Coronavirus exposes Central Asian migrants’ vulnerability

The Diplomat
Coronavirus exposes Central Asian migrants’ vulnerability

As the new coronavirus spreads and gives borders — of any kind — new meaning, nation-states are closing their physical borders at a staggering pace. Even borders that were usually open, such as between Russia and Central Asia, have hardened. As COVID-19 appeared in the region, a travel lockdown was imposed, banning “migrants” from accessing local public health infrastructure and putting them into an even more vulnerable situation, the Diplomat writes in the article Coronavirus Exposes Central Asian Migrants’ Vulnerability

Hundreds of migrant workers from Central Asian countries have been stranded at different airports after Russia and other countries stopped regular flights to Kyrgyzstan, Uzbekistan, and Tajikistan. In Orenburg, 157 Kyrgyz citizens were trapped on the border for three days. Other migrants spent all their savings on plane tickets and were forced to camp out at the terminal for weeks until the issue was solved by their respective governments. In the meantime, many were sleeping on the floors of the facility or in the duty-free section. 

On March 30, 300 Uzbek and Kyrgyz citizens who could not fly out of Tolmachevo Novosibirsk airport went on a hunger strike. According to the Novosibirsk news site NGS, riot police units were deployed to remove some passengers from their planes to Uzbekistan as borders closed and flights were cancelled. Central Asia’s migrant workers are at high risk of catching the new virus in crowded airports under unhygienic conditions, unable to self-quarantine, with limited or no access to health services. 

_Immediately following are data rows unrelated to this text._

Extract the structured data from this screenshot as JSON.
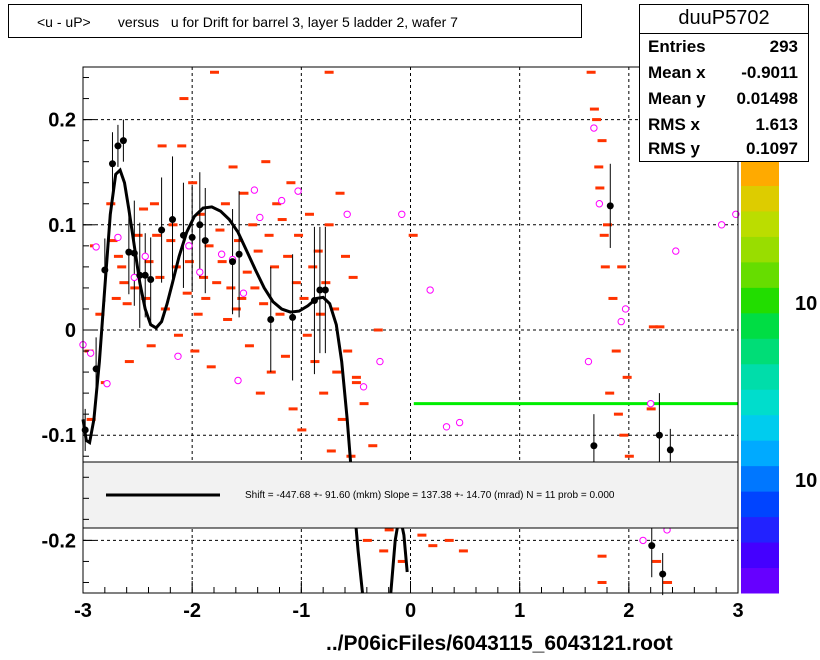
{
  "title": "<u - uP>       versus   u for Drift for barrel 3, layer 5 ladder 2, wafer 7",
  "stats": {
    "name": "duuP5702",
    "rows": [
      {
        "label": "Entries",
        "value": "293"
      },
      {
        "label": "Mean x",
        "value": "-0.9011"
      },
      {
        "label": "Mean y",
        "value": "0.01498"
      },
      {
        "label": "RMS x",
        "value": "1.613"
      },
      {
        "label": "RMS y",
        "value": "0.1097"
      }
    ]
  },
  "fit_legend": "Shift =  -447.68 +- 91.60 (mkm) Slope =   137.38 +- 14.70 (mrad)  N = 11 prob = 0.000",
  "footer": "../P06icFiles/6043115_6043121.root",
  "colors": {
    "hist_cells": "#ff3300",
    "profile_points": "#000000",
    "open_markers": "#ff00ff",
    "fit_line": "#000000",
    "zero_line": "#00ee00"
  },
  "chart_data": {
    "type": "scatter",
    "xlim": [
      -3,
      3
    ],
    "ylim": [
      -0.25,
      0.25
    ],
    "x_ticks": [
      -3,
      -2,
      -1,
      0,
      1,
      2,
      3
    ],
    "y_ticks": [
      -0.2,
      -0.1,
      0,
      0.1,
      0.2
    ],
    "x_tick_labels": [
      "-3",
      "-2",
      "-1",
      "0",
      "1",
      "2",
      "3"
    ],
    "y_tick_labels": [
      "-0.2",
      "-0.1",
      "0",
      "0.1",
      "0.2"
    ],
    "grid": true,
    "colorbar_labels": [
      "10",
      "10"
    ],
    "profile_points": [
      {
        "x": -2.98,
        "y": -0.095,
        "err": 0.02
      },
      {
        "x": -2.88,
        "y": -0.037,
        "err": 0.03
      },
      {
        "x": -2.8,
        "y": 0.057,
        "err": 0.03
      },
      {
        "x": -2.73,
        "y": 0.158,
        "err": 0.03
      },
      {
        "x": -2.68,
        "y": 0.175,
        "err": 0.02
      },
      {
        "x": -2.63,
        "y": 0.18,
        "err": 0.02
      },
      {
        "x": -2.58,
        "y": 0.074,
        "err": 0.04
      },
      {
        "x": -2.53,
        "y": 0.073,
        "err": 0.05
      },
      {
        "x": -2.48,
        "y": 0.052,
        "err": 0.05
      },
      {
        "x": -2.43,
        "y": 0.052,
        "err": 0.04
      },
      {
        "x": -2.38,
        "y": 0.048,
        "err": 0.04
      },
      {
        "x": -2.28,
        "y": 0.095,
        "err": 0.05
      },
      {
        "x": -2.18,
        "y": 0.105,
        "err": 0.06
      },
      {
        "x": -2.08,
        "y": 0.09,
        "err": 0.05
      },
      {
        "x": -2.0,
        "y": 0.088,
        "err": 0.05
      },
      {
        "x": -1.93,
        "y": 0.1,
        "err": 0.05
      },
      {
        "x": -1.88,
        "y": 0.085,
        "err": 0.05
      },
      {
        "x": -1.63,
        "y": 0.065,
        "err": 0.05
      },
      {
        "x": -1.57,
        "y": 0.072,
        "err": 0.06
      },
      {
        "x": -1.28,
        "y": 0.01,
        "err": 0.05
      },
      {
        "x": -1.08,
        "y": 0.012,
        "err": 0.06
      },
      {
        "x": -0.88,
        "y": 0.028,
        "err": 0.07
      },
      {
        "x": -0.83,
        "y": 0.038,
        "err": 0.06
      },
      {
        "x": -0.78,
        "y": 0.038,
        "err": 0.06
      },
      {
        "x": 1.83,
        "y": 0.118,
        "err": 0.04
      },
      {
        "x": 1.68,
        "y": -0.11,
        "err": 0.03
      },
      {
        "x": 2.21,
        "y": -0.205,
        "err": 0.03
      },
      {
        "x": 2.28,
        "y": -0.1,
        "err": 0.04
      },
      {
        "x": 2.31,
        "y": -0.232,
        "err": 0.02
      },
      {
        "x": 2.38,
        "y": -0.114,
        "err": 0.02
      }
    ],
    "open_markers": [
      {
        "x": -3.0,
        "y": -0.014
      },
      {
        "x": -2.93,
        "y": -0.022
      },
      {
        "x": -2.88,
        "y": 0.079
      },
      {
        "x": -2.78,
        "y": -0.051
      },
      {
        "x": -2.68,
        "y": 0.088
      },
      {
        "x": -2.53,
        "y": 0.05
      },
      {
        "x": -2.43,
        "y": 0.07
      },
      {
        "x": -2.13,
        "y": -0.025
      },
      {
        "x": -2.03,
        "y": 0.08
      },
      {
        "x": -1.93,
        "y": 0.055
      },
      {
        "x": -1.73,
        "y": 0.072
      },
      {
        "x": -1.63,
        "y": 0.067
      },
      {
        "x": -1.58,
        "y": -0.048
      },
      {
        "x": -1.53,
        "y": 0.035
      },
      {
        "x": -1.43,
        "y": 0.133
      },
      {
        "x": -1.38,
        "y": 0.107
      },
      {
        "x": -1.18,
        "y": 0.123
      },
      {
        "x": -1.03,
        "y": 0.132
      },
      {
        "x": -0.58,
        "y": 0.11
      },
      {
        "x": -0.43,
        "y": -0.054
      },
      {
        "x": -0.28,
        "y": -0.03
      },
      {
        "x": -0.08,
        "y": 0.11
      },
      {
        "x": 0.18,
        "y": 0.038
      },
      {
        "x": 0.33,
        "y": -0.092
      },
      {
        "x": 0.45,
        "y": -0.088
      },
      {
        "x": 1.63,
        "y": -0.03
      },
      {
        "x": 1.68,
        "y": 0.192
      },
      {
        "x": 1.73,
        "y": 0.12
      },
      {
        "x": 1.93,
        "y": 0.008
      },
      {
        "x": 1.97,
        "y": 0.02
      },
      {
        "x": 2.13,
        "y": -0.2
      },
      {
        "x": 2.2,
        "y": -0.07
      },
      {
        "x": 2.35,
        "y": -0.19
      },
      {
        "x": 2.43,
        "y": 0.075
      },
      {
        "x": 2.6,
        "y": 0.205
      },
      {
        "x": 2.85,
        "y": 0.1
      },
      {
        "x": 2.98,
        "y": 0.11
      }
    ],
    "hist_cells": [
      {
        "x": -2.95,
        "y": -0.02
      },
      {
        "x": -2.93,
        "y": -0.085
      },
      {
        "x": -2.9,
        "y": 0.08
      },
      {
        "x": -2.85,
        "y": 0.015
      },
      {
        "x": -2.8,
        "y": -0.05
      },
      {
        "x": -2.75,
        "y": 0.12
      },
      {
        "x": -2.73,
        "y": 0.085
      },
      {
        "x": -2.7,
        "y": 0.03
      },
      {
        "x": -2.68,
        "y": 0.07
      },
      {
        "x": -2.65,
        "y": 0.06
      },
      {
        "x": -2.63,
        "y": 0.045
      },
      {
        "x": -2.6,
        "y": 0.025
      },
      {
        "x": -2.58,
        "y": -0.03
      },
      {
        "x": -2.53,
        "y": 0.04
      },
      {
        "x": -2.5,
        "y": 0.09
      },
      {
        "x": -2.45,
        "y": 0.115
      },
      {
        "x": -2.43,
        "y": 0.03
      },
      {
        "x": -2.4,
        "y": 0.065
      },
      {
        "x": -2.38,
        "y": -0.015
      },
      {
        "x": -2.35,
        "y": 0.12
      },
      {
        "x": -2.33,
        "y": 0.09
      },
      {
        "x": -2.3,
        "y": 0.05
      },
      {
        "x": -2.28,
        "y": 0.175
      },
      {
        "x": -2.25,
        "y": 0.02
      },
      {
        "x": -2.2,
        "y": 0.085
      },
      {
        "x": -2.18,
        "y": 0.1
      },
      {
        "x": -2.15,
        "y": 0.06
      },
      {
        "x": -2.13,
        "y": -0.005
      },
      {
        "x": -2.1,
        "y": 0.175
      },
      {
        "x": -2.08,
        "y": 0.22
      },
      {
        "x": -2.05,
        "y": 0.035
      },
      {
        "x": -2.03,
        "y": 0.065
      },
      {
        "x": -2.0,
        "y": 0.14
      },
      {
        "x": -1.98,
        "y": -0.02
      },
      {
        "x": -1.95,
        "y": 0.015
      },
      {
        "x": -1.93,
        "y": 0.11
      },
      {
        "x": -1.9,
        "y": 0.05
      },
      {
        "x": -1.88,
        "y": 0.03
      },
      {
        "x": -1.85,
        "y": 0.08
      },
      {
        "x": -1.83,
        "y": -0.035
      },
      {
        "x": -1.8,
        "y": 0.245
      },
      {
        "x": -1.78,
        "y": 0.045
      },
      {
        "x": -1.75,
        "y": 0.095
      },
      {
        "x": -1.73,
        "y": 0.065
      },
      {
        "x": -1.7,
        "y": 0.12
      },
      {
        "x": -1.68,
        "y": 0.01
      },
      {
        "x": -1.65,
        "y": 0.04
      },
      {
        "x": -1.63,
        "y": 0.155
      },
      {
        "x": -1.6,
        "y": 0.02
      },
      {
        "x": -1.58,
        "y": 0.085
      },
      {
        "x": -1.55,
        "y": 0.03
      },
      {
        "x": -1.53,
        "y": 0.13
      },
      {
        "x": -1.5,
        "y": 0.055
      },
      {
        "x": -1.48,
        "y": -0.015
      },
      {
        "x": -1.45,
        "y": 0.1
      },
      {
        "x": -1.43,
        "y": 0.04
      },
      {
        "x": -1.4,
        "y": 0.075
      },
      {
        "x": -1.38,
        "y": -0.06
      },
      {
        "x": -1.35,
        "y": 0.025
      },
      {
        "x": -1.33,
        "y": 0.16
      },
      {
        "x": -1.3,
        "y": 0.09
      },
      {
        "x": -1.28,
        "y": -0.04
      },
      {
        "x": -1.25,
        "y": 0.06
      },
      {
        "x": -1.23,
        "y": 0.12
      },
      {
        "x": -1.2,
        "y": 0.015
      },
      {
        "x": -1.18,
        "y": 0.105
      },
      {
        "x": -1.15,
        "y": -0.025
      },
      {
        "x": -1.13,
        "y": 0.07
      },
      {
        "x": -1.1,
        "y": 0.14
      },
      {
        "x": -1.08,
        "y": -0.075
      },
      {
        "x": -1.05,
        "y": 0.045
      },
      {
        "x": -1.03,
        "y": 0.09
      },
      {
        "x": -1.0,
        "y": -0.095
      },
      {
        "x": -0.98,
        "y": 0.03
      },
      {
        "x": -0.95,
        "y": -0.005
      },
      {
        "x": -0.93,
        "y": 0.11
      },
      {
        "x": -0.9,
        "y": 0.06
      },
      {
        "x": -0.88,
        "y": -0.03
      },
      {
        "x": -0.85,
        "y": 0.075
      },
      {
        "x": -0.83,
        "y": 0.015
      },
      {
        "x": -0.8,
        "y": -0.06
      },
      {
        "x": -0.78,
        "y": 0.045
      },
      {
        "x": -0.75,
        "y": 0.1
      },
      {
        "x": -0.73,
        "y": -0.115
      },
      {
        "x": -0.7,
        "y": 0.02
      },
      {
        "x": -0.68,
        "y": -0.04
      },
      {
        "x": -0.65,
        "y": 0.13
      },
      {
        "x": -0.63,
        "y": -0.085
      },
      {
        "x": -0.6,
        "y": 0.07
      },
      {
        "x": -0.58,
        "y": -0.02
      },
      {
        "x": -0.55,
        "y": -0.12
      },
      {
        "x": -0.53,
        "y": 0.05
      },
      {
        "x": -0.5,
        "y": -0.05
      },
      {
        "x": -0.45,
        "y": -0.16
      },
      {
        "x": -0.43,
        "y": -0.07
      },
      {
        "x": -0.4,
        "y": -0.2
      },
      {
        "x": -0.35,
        "y": -0.11
      },
      {
        "x": -0.3,
        "y": -0.15
      },
      {
        "x": -0.25,
        "y": -0.21
      },
      {
        "x": -0.2,
        "y": -0.19
      },
      {
        "x": -0.15,
        "y": -0.13
      },
      {
        "x": -0.1,
        "y": -0.17
      },
      {
        "x": -0.08,
        "y": -0.22
      },
      {
        "x": 0.02,
        "y": 0.09
      },
      {
        "x": 0.1,
        "y": -0.195
      },
      {
        "x": 0.2,
        "y": -0.205
      },
      {
        "x": 0.35,
        "y": -0.2
      },
      {
        "x": 0.4,
        "y": -0.17
      },
      {
        "x": 0.48,
        "y": -0.21
      },
      {
        "x": 1.65,
        "y": 0.245
      },
      {
        "x": 1.68,
        "y": 0.21
      },
      {
        "x": 1.7,
        "y": 0.2
      },
      {
        "x": 1.72,
        "y": 0.155
      },
      {
        "x": 1.73,
        "y": 0.135
      },
      {
        "x": 1.75,
        "y": 0.18
      },
      {
        "x": 1.77,
        "y": 0.09
      },
      {
        "x": 1.78,
        "y": 0.06
      },
      {
        "x": 1.8,
        "y": 0.1
      },
      {
        "x": 1.82,
        "y": -0.06
      },
      {
        "x": 1.85,
        "y": 0.03
      },
      {
        "x": 1.88,
        "y": -0.02
      },
      {
        "x": 1.9,
        "y": -0.08
      },
      {
        "x": 1.93,
        "y": 0.06
      },
      {
        "x": 1.95,
        "y": -0.1
      },
      {
        "x": 1.98,
        "y": -0.045
      },
      {
        "x": 2.0,
        "y": -0.12
      },
      {
        "x": 2.05,
        "y": -0.14
      },
      {
        "x": 2.1,
        "y": -0.18
      },
      {
        "x": 2.15,
        "y": -0.155
      },
      {
        "x": 2.2,
        "y": -0.075
      },
      {
        "x": 2.22,
        "y": 0.003
      },
      {
        "x": 2.25,
        "y": -0.22
      },
      {
        "x": 2.28,
        "y": 0.003
      },
      {
        "x": 2.3,
        "y": -0.17
      },
      {
        "x": 2.35,
        "y": -0.24
      },
      {
        "x": -0.75,
        "y": 0.245
      },
      {
        "x": -0.5,
        "y": -0.045
      },
      {
        "x": -0.3,
        "y": 0.0
      },
      {
        "x": 1.75,
        "y": -0.215
      },
      {
        "x": 1.75,
        "y": -0.24
      }
    ],
    "fit_curve": [
      [
        -3.0,
        -0.085
      ],
      [
        -2.97,
        -0.105
      ],
      [
        -2.94,
        -0.107
      ],
      [
        -2.9,
        -0.085
      ],
      [
        -2.85,
        -0.03
      ],
      [
        -2.8,
        0.04
      ],
      [
        -2.75,
        0.11
      ],
      [
        -2.7,
        0.148
      ],
      [
        -2.66,
        0.152
      ],
      [
        -2.62,
        0.14
      ],
      [
        -2.58,
        0.115
      ],
      [
        -2.53,
        0.08
      ],
      [
        -2.48,
        0.045
      ],
      [
        -2.43,
        0.02
      ],
      [
        -2.38,
        0.005
      ],
      [
        -2.33,
        0.002
      ],
      [
        -2.28,
        0.008
      ],
      [
        -2.23,
        0.025
      ],
      [
        -2.18,
        0.045
      ],
      [
        -2.12,
        0.07
      ],
      [
        -2.05,
        0.093
      ],
      [
        -1.98,
        0.108
      ],
      [
        -1.9,
        0.116
      ],
      [
        -1.82,
        0.117
      ],
      [
        -1.74,
        0.113
      ],
      [
        -1.66,
        0.105
      ],
      [
        -1.58,
        0.093
      ],
      [
        -1.5,
        0.075
      ],
      [
        -1.42,
        0.057
      ],
      [
        -1.34,
        0.04
      ],
      [
        -1.26,
        0.027
      ],
      [
        -1.18,
        0.02
      ],
      [
        -1.1,
        0.017
      ],
      [
        -1.02,
        0.018
      ],
      [
        -0.94,
        0.023
      ],
      [
        -0.86,
        0.03
      ],
      [
        -0.8,
        0.031
      ],
      [
        -0.74,
        0.025
      ],
      [
        -0.68,
        0.005
      ],
      [
        -0.63,
        -0.03
      ],
      [
        -0.58,
        -0.085
      ],
      [
        -0.53,
        -0.15
      ],
      [
        -0.48,
        -0.21
      ],
      [
        -0.44,
        -0.25
      ]
    ],
    "fit_curve2": [
      [
        -0.18,
        -0.25
      ],
      [
        -0.14,
        -0.2
      ],
      [
        -0.1,
        -0.175
      ],
      [
        -0.06,
        -0.195
      ],
      [
        -0.03,
        -0.23
      ]
    ],
    "zero_line": {
      "x": [
        0.03,
        3.0
      ],
      "y": -0.07
    }
  }
}
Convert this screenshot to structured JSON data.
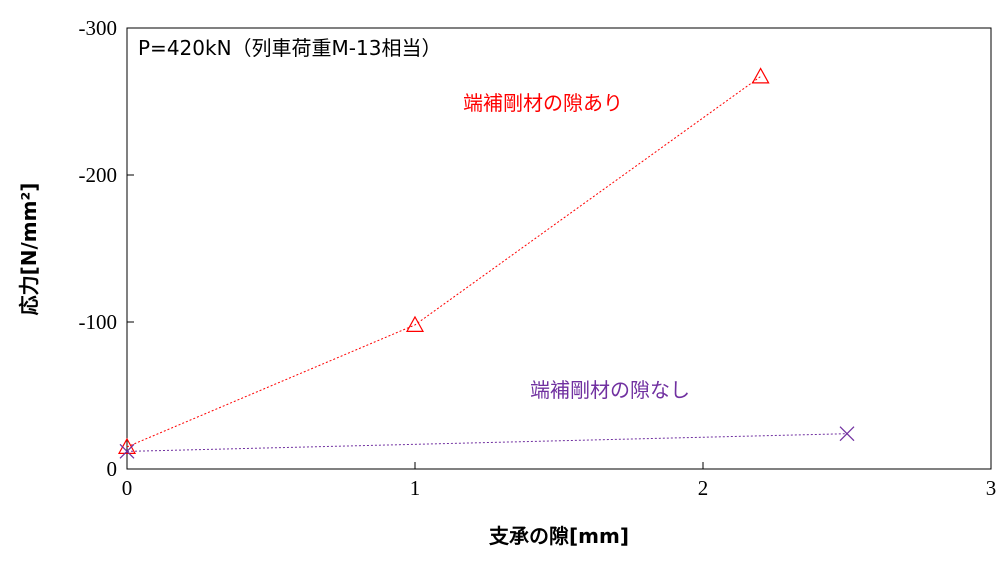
{
  "chart_data": {
    "type": "line",
    "title": "",
    "xlabel": "支承の隙[mm]",
    "ylabel": "応力[N/mm²]",
    "xlim": [
      0,
      3
    ],
    "ylim": [
      0,
      -300
    ],
    "x_ticks": [
      0,
      1,
      2,
      3
    ],
    "y_ticks": [
      0,
      -100,
      -200,
      -300
    ],
    "x_tick_labels": [
      "0",
      "1",
      "2",
      "3"
    ],
    "y_tick_labels": [
      "0",
      "-100",
      "-200",
      "-300"
    ],
    "grid": false,
    "legend": "none",
    "annotations": [
      {
        "text": "P=420kN（列車荷重M-13相当）",
        "color": "#000000"
      },
      {
        "text": "端補剛材の隙あり",
        "color": "#ff0000"
      },
      {
        "text": "端補剛材の隙なし",
        "color": "#7030a0"
      }
    ],
    "series": [
      {
        "marker": "triangle",
        "color": "#ff0000",
        "x": [
          0,
          1,
          2.2
        ],
        "y": [
          -15,
          -98,
          -267
        ]
      },
      {
        "marker": "x",
        "color": "#7030a0",
        "x": [
          0,
          2.5
        ],
        "y": [
          -12,
          -24
        ]
      }
    ]
  }
}
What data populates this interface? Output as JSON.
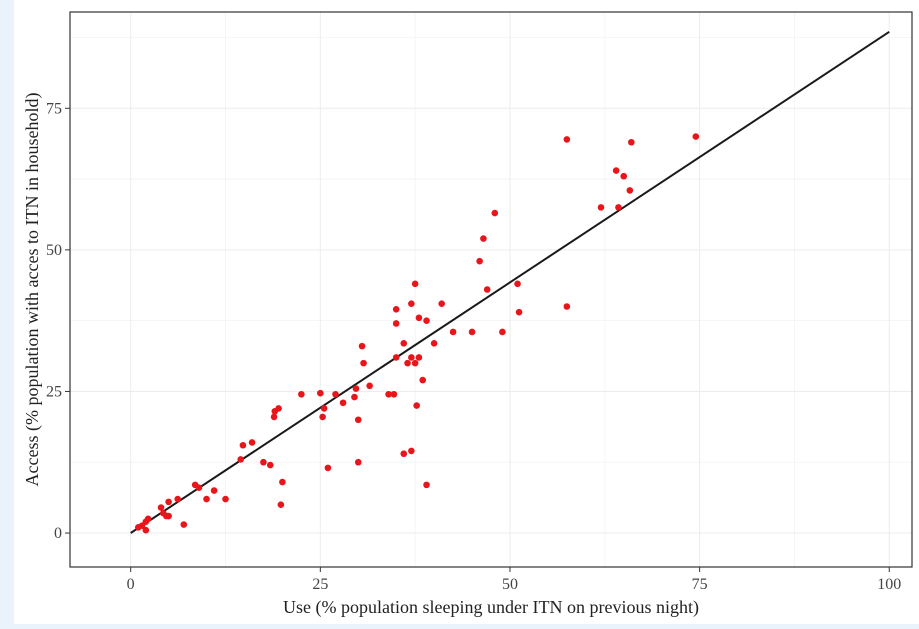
{
  "chart_data": {
    "type": "scatter",
    "title": "",
    "xlabel": "Use (% population sleeping under ITN on previous night)",
    "ylabel": "Access (% population with acces to ITN in household)",
    "xlim": [
      -8,
      103
    ],
    "ylim": [
      -6,
      92
    ],
    "xticks": [
      0,
      25,
      50,
      75,
      100
    ],
    "yticks": [
      0,
      25,
      50,
      75
    ],
    "xtick_labels": [
      "0",
      "25",
      "50",
      "75",
      "100"
    ],
    "ytick_labels": [
      "0",
      "25",
      "50",
      "75"
    ],
    "grid": true,
    "colors": {
      "points": "#e8161b",
      "line": "#1a1a1a",
      "grid": "#ececec",
      "panel_border": "#333333"
    },
    "series": [
      {
        "kind": "points",
        "x": [
          1,
          1.5,
          2,
          2.3,
          2,
          4,
          4.3,
          4.7,
          5,
          5,
          6.2,
          7,
          8.5,
          9,
          10,
          11,
          12.5,
          14.5,
          14.8,
          16,
          17.5,
          18.4,
          18.9,
          19,
          19.5,
          19.8,
          20,
          22.5,
          25,
          25.3,
          25.5,
          26,
          27,
          28,
          29.5,
          29.7,
          30,
          30,
          30.5,
          30.7,
          31.5,
          34,
          34.7,
          35,
          35,
          35,
          36,
          36,
          36.5,
          37,
          37,
          37,
          37.5,
          37.5,
          37.7,
          38,
          38,
          38.5,
          39,
          39,
          40,
          41,
          42.5,
          45,
          46,
          46.5,
          47,
          48,
          49,
          51,
          51.2,
          57.5,
          57.5,
          62,
          64,
          64.3,
          65,
          65.8,
          66,
          74.5
        ],
        "y": [
          1,
          1.3,
          0.5,
          2.5,
          2,
          4.5,
          3.5,
          3,
          5.5,
          3,
          6,
          1.5,
          8.5,
          8,
          6,
          7.5,
          6,
          13,
          15.5,
          16,
          12.5,
          12,
          20.5,
          21.5,
          22,
          5,
          9,
          24.5,
          24.7,
          20.5,
          22,
          11.5,
          24.5,
          23,
          24,
          25.5,
          12.5,
          20,
          33,
          30,
          26,
          24.5,
          24.5,
          37,
          39.5,
          31,
          33.5,
          14,
          30,
          14.5,
          31,
          40.5,
          30,
          44,
          22.5,
          31,
          38,
          27,
          37.5,
          8.5,
          33.5,
          40.5,
          35.5,
          35.5,
          48,
          52,
          43,
          56.5,
          35.5,
          44,
          39,
          69.5,
          40,
          57.5,
          64,
          57.5,
          63,
          60.5,
          69,
          70
        ]
      },
      {
        "kind": "line",
        "x": [
          0,
          100
        ],
        "y": [
          0,
          88.5
        ]
      }
    ]
  }
}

For the last two decades, Russia has taken in migrants on an unprecedented scale to fill a growing hole in its workforce. The migration corridor formed between Central Asian countries and Russia is one of the largest in the world. It consists primarily of labor migrants, between 2.7 and 4.2 million people. At least 3 million migrants are working in Moscow alone. 

According to the World Bank, in 2015 Kyrgyzstan and Tajikistan ranked top two among all countries for remittances as a share of GDP, at 31 percent and 52 percent respectively. They’ve fallen in the ranking since but as of 2019 both remained in the top five remittance-receiving countries by percentage — around 29.7 percent and 29.6 percent, respectively for Tajikistan and Kyrgyzstan.

The coronavirus crisis has caused millions of migrant laborers from Central Asia to lose their jobs in Russia. Remittances that kept their relatives afloat have plummeted, and many migrants are stuck between borders under severe pressure trying to get home. Some cannot pay the monthly charge for a license to work, or for the required documents and examinations. Usually, Central Asians accept menial, low-paid jobs that Muscovites don’t want to do – on construction sites, sweeping streets, and hauling heavy packs at city markets and stores. The sites where migrant workers live are tightly-packed apartments with 20 people living together, which also make measures like social distancing all but impossible and puts this population at a much higher risk for virus transmission.  

Thus the mobility of migrants themselves further complicates nation-state-based approaches to tackling the global public health crisis. They are most vulnerable to the COVID-19 measures in Russia and around the globe.